Pero la visión estelar era, antes de nada, un recurso narrativo: un punto de vista omnisciente, múltiple, que pretendía condensar «los varios y diversos lances de un día de guerra en Francia», según reconocía Valle en el prólogo a la edición de 1917.

Era 1916 o, lo que es lo mismo, Joyce no empezaría a publicar su monumental «Ulises» hasta cuatro años después, y también es antes del «Manhattan Transfer» de Dos Passos, obras que aspiraban a narrar los entresijos de una sola jornada.

Así que aquel Valle de «capote, boina y polainas», como le describió su confidente Corpus Barga, se adelantó, según Géal, a cierta modernidad por mucho que «fracasase en el empeño» -o eso llegó a decir el escritor-, pues el resultado apenas rebasaba un «balbuceo del ideal soñado».

De la marinería a una aldea «destripada» o al tedio mortal de la trinchera, la mirada del cronista asombra cuando evita el «ritmo del cañoneo» para detenerse en las pupilas de un campesino, «llenas del amor por las cosas», o en ese tren que «derrama su cabellera de chispas en la cerrazón de la noche».

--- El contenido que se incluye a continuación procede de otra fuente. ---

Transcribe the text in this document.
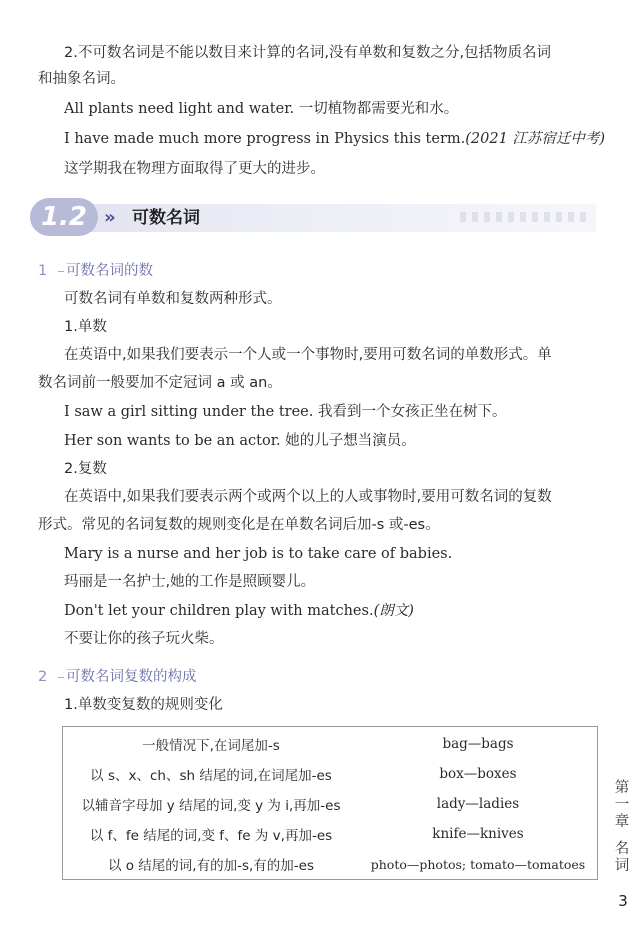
2.不可数名词是不能以数目来计算的名词,没有单数和复数之分,包括物质名词
和抽象名词。
All plants need light and water. 一切植物都需要光和水。
I have made much more progress in Physics this term.(2021 江苏宿迁中考)
这学期我在物理方面取得了更大的进步。
1.2 » 可数名词
1 可数名词的数
可数名词有单数和复数两种形式。
1.单数
在英语中,如果我们要表示一个人或一个事物时,要用可数名词的单数形式。单
数名词前一般要加不定冠词 a 或 an。
I saw a girl sitting under the tree. 我看到一个女孩正坐在树下。
Her son wants to be an actor. 她的儿子想当演员。
2.复数
在英语中,如果我们要表示两个或两个以上的人或事物时,要用可数名词的复数
形式。常见的名词复数的规则变化是在单数名词后加-s 或-es。
Mary is a nurse and her job is to take care of babies.
玛丽是一名护士,她的工作是照顾婴儿。
Don't let your children play with matches.(朗文)
不要让你的孩子玩火柴。
2 可数名词复数的构成
1.单数变复数的规则变化
一般情况下,在词尾加-s	bag—bags
以 s、x、ch、sh 结尾的词,在词尾加-es	box—boxes
以辅音字母加 y 结尾的词,变 y 为 i,再加-es	lady—ladies
以 f、fe 结尾的词,变 f、fe 为 v,再加-es	knife—knives
以 o 结尾的词,有的加-s,有的加-es	photo—photos; tomato—tomatoes
第
一
章
名
词
3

Valle describe una «negra llanura» donde los hombres, «asomados a las troneras, contemplan el incendio de las granadas»; o donde un perro de lanas sostiene entre los dientes el brazo de un cuerpo que se hunde: «Se ve la mano lívida. El perro nada hacia la luz».

Son imágenes de la «dimensión vanguardista» del autor, señala Géal, quien sugiere en su prólogo que la crónica debe ser leída como el laboratorio de una obra que ya anunciaba «Luces de Bohemia», publicada en 1920, mientras prefiguraba los mimbres del esperpento.

Y aunque, como ironiza el hispanista, siempre lloviese en la Alsacia de Valle -era verano-, las imprecisiones y licencias continúan revelando un narrador «capaz de alcanzar otra verdad: a menudo más profunda que la suministrada por los hechos probados».